'Not about conflict and resolution'
I'm listening to a new CD recommended by Gramophone magazine, Not no faceless Angel, by Gabriel Jackson - (angels keep cropping up! see previous post). It is as the review says, 'of special beauty and appeal'. But I'm provoked by the composer's explanation of his music, 'I try to write music that is clean and clear in line, texture and structure; my pieces are made of simple melodies, chords, drones and ostinatos. They are not about conflict and resolution; even when animated, they are essentially contemplative.'
It was the bit, 'not about conflict and resolution'. This would be a similar philosophy to some of the holy minimalists, such as John Taverner. What provokes me is that while I greatly appreciate the experience of 'the sonic cathedral' from time to time, I find it limiting. The essence of music is the way in which a composer sets up conflict, or tension, and then resolves it. This is what makes music so alluring.

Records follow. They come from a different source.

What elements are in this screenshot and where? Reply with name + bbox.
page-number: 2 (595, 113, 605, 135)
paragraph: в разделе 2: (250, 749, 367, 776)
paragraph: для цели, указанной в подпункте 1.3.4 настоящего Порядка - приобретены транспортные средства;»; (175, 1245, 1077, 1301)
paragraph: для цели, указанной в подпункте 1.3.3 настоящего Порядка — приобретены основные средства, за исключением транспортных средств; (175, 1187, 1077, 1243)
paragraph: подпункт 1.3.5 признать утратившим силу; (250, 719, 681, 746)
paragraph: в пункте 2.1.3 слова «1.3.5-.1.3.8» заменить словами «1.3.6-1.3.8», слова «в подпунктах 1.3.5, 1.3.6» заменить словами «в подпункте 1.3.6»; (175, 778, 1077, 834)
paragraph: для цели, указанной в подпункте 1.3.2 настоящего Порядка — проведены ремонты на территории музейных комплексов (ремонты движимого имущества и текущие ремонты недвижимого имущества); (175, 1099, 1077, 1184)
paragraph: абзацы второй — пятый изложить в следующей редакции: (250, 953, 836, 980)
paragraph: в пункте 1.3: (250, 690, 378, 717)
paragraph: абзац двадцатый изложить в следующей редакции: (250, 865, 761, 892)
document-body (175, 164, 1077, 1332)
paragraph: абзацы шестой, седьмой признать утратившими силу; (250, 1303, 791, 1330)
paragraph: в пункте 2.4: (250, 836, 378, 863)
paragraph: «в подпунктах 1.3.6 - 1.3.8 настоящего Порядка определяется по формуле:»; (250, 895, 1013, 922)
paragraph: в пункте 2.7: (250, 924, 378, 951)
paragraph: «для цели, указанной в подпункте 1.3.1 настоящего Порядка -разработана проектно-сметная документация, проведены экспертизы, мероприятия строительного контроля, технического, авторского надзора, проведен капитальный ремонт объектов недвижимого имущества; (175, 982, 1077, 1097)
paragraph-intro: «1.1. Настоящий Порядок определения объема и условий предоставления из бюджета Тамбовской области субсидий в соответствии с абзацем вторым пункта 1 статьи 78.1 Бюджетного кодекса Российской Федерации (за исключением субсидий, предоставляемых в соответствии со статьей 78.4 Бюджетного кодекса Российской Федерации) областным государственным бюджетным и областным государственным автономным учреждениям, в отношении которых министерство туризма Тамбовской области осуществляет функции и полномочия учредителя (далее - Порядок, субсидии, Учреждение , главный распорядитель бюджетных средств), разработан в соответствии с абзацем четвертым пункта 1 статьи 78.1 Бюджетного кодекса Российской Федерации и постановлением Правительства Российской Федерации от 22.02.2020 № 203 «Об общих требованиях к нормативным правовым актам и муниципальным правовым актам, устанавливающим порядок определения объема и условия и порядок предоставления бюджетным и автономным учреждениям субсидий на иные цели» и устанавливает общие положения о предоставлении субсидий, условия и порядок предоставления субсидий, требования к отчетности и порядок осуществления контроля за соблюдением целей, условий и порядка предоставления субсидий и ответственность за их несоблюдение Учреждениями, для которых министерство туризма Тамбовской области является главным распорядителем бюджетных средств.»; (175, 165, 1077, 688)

Stephen Hough, in his blog, asks the question, 'Can atonal music move you?' And he makes this incisive observation, 'Pure atonality's problem is its lack of reference points. If you take away the compass of tonality you take away tension - the magnetic pull is annulled.' A different issue, but again, the need for tension.
In relation to our world, while conflict, or tension, can be destructive, actually it is an integral part of what it means to be human. Life would be unimaginable without tension? The issue is not to remove it, but to live with it creatively. And when it comes to conflict or tension with others, the question with which we grapple is 'how do we manage our differences'? We need the difference and can't do without it, but it creates tension, or conflict, and that needs to be negotiated.
I find myself pondering what part tension, or even conflict in its creative sense, will play in God's future, new creation. I don't believe that the music of John Taverner, or Gabriel Jackson, however lovely it might be, is an accurate foretaste of that life.
Sort of related is this provocative prayer by Martin Wroe, called Noise:
They say you're available
on certain conditions.
Quiet ones.
That if I can find an air of tranquility
it carries that still small voice.
But I don't do quiet,
stillness.
I am not tranquil except when I am asleep
and then I am not available
as far as I know.
So,
what's the chance of a still big voice
in the noise,
of hearing you in the roaring traffic,
the screaming meal-time,
the crowded train,
the supermarket queue,
the smoky, throbbing bar?
I know that time you weren't
in the fire,
the storm.
But everyone's different.
Maybe Elijah was better at quiet.
You're usually quiet.
I'm usually wired.
If I try for your silence,
perhaps you could try for my noise.
Your place or mine?
I know they say you're in
the country,
but maybe we could meet in town.
Comments
The poem by Wroe is exegetically brilliant - if exegesis is the bringing of sacred story and our story together, in honest recognition. Where's it from Geoff?
This was his comment on views of Christian perfection as a state, rather than as a dynamic movement towards Christlikeness that can never be complete because it is ethical and ever transformative. Go treat yourself Geoff and read one of Forsyth's volumes - God the Holy Father is a good place to start. His is the voice of a passionate and eloquently blunt Scot, for whom the cross of Christ and the Christ of the cross is God's hapax legomena!